Hors-jeu : La psychologie de l’entraîneur

L’ex-international du Chabab de Mohammedia, Driss Haddadi, était un joueur talentueux et complet comme on en trouve rarement aujourd’hui. Il avait de la classe et une élégance unique, jouait des deux pieds et excellait dans le jeu de tête. Il affectionnait en plus une couverture de ballon extraordinaire qui donnait du fil à retordre aux défenseurs.
Haddadi a fait les grands jours de l’équipe nationale des années 70 où il formait avec Faras et Acila, la fameuse triplette magique qui a tant émerveillé le public Depuis qu’il a pris sa retraite, Haddadi s’est installé en Hollande où il a continué à jouer avant d’entraîner plusieurs équipes. Il était en vacances ces derniers temps à Mohammedia et l’on a revu avec plaisir ce joueur de caractère. Haddadi qui a suivi une formation d’entraîneur en Hollande nous a surpris en évoquant feu Abdelkader Lokhmiri.
L’entraîneur qui a donné au Chabab ses meilleurs titres de noblesse et qui reste jusqu’à ce jour le technicien le plus titré du Maroc. Rien ne lui a échappé avec la plupart des clubs marocains, ni championnat, ni coupe du trône, ni coupe maghrébine, voire la coupe Mohammed V. Un phénomène auquel Haddadi a rendu un grand hommage en axant sa discussion sur ses effets psychologiques sur les joueurs.

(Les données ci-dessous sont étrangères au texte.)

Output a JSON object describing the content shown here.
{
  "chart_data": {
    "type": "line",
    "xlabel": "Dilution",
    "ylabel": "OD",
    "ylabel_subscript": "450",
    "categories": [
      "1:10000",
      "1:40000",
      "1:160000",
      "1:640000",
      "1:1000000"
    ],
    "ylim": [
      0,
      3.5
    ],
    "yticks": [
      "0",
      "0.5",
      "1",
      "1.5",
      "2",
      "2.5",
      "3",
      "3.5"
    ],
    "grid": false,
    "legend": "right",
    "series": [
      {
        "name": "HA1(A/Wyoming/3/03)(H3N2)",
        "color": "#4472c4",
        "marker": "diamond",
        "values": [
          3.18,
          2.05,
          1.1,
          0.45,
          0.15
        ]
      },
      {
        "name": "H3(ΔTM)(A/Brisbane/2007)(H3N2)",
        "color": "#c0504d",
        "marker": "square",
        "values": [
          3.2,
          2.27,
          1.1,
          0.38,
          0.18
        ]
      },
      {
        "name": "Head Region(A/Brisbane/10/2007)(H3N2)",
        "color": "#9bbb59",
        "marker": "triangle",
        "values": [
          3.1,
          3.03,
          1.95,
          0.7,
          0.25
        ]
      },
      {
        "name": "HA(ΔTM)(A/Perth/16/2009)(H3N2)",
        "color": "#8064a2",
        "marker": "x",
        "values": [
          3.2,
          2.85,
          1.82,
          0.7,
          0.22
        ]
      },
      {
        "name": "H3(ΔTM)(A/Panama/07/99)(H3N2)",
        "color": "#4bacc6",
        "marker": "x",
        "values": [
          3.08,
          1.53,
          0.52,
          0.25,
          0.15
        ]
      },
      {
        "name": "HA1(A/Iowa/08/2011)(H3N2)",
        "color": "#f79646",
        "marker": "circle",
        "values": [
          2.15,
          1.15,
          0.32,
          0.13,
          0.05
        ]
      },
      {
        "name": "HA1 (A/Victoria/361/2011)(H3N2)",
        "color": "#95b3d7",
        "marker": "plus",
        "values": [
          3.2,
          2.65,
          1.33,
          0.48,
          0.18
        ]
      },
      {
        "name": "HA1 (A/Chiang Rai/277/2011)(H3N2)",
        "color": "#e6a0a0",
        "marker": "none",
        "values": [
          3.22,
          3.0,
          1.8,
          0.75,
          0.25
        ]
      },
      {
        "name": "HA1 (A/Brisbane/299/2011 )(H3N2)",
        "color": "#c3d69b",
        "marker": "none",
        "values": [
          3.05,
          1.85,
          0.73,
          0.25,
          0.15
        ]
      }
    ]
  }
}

L’ex-n 10 du Chabab et de l’équipe nationale reconnaît que Lokhmiri appliquait, il y a trente ans, les méthodes scientifiques préconisées aujourd’hui dans les meilleures écoles de formation européenne. Ceci est d’autant plus étonnant que feu Lokhmiri n’avait même pas été à l’école et qu’il a tout appris en devenant footballeur professionnel en France.
Le constat de Haddadi n’étonne pas quand on sait comment feu Lokhmiri se comportait avec des grands joueurs de la trempe de Faras, Acila, Glaoua et les autres. Faras avait refusé de faire un déplacement pour une raison inconnue.
Lokhmiri qui s’apprêtait à prendre l’autocar avec l’équipe était intérieurement perturbé par la défection de ce grand joueur. Mais il n’extériorisait pas ses craintes devant les joueurs, bien au contraire, il les haranguait en leur disant qu’ils étaient bien capables de s’en sortir sans Faras. Il accablait ce dernier devant tout le monde, mais il ne cessait de demander discrètement au soigneur d’amener Faras par tous les moyens. Comme quoi il faut être un technicien marocain pour connaître la psychologie de nos joueurs à l’instar d’un Fakher, Fakhreddine, Madih et bien d’autres.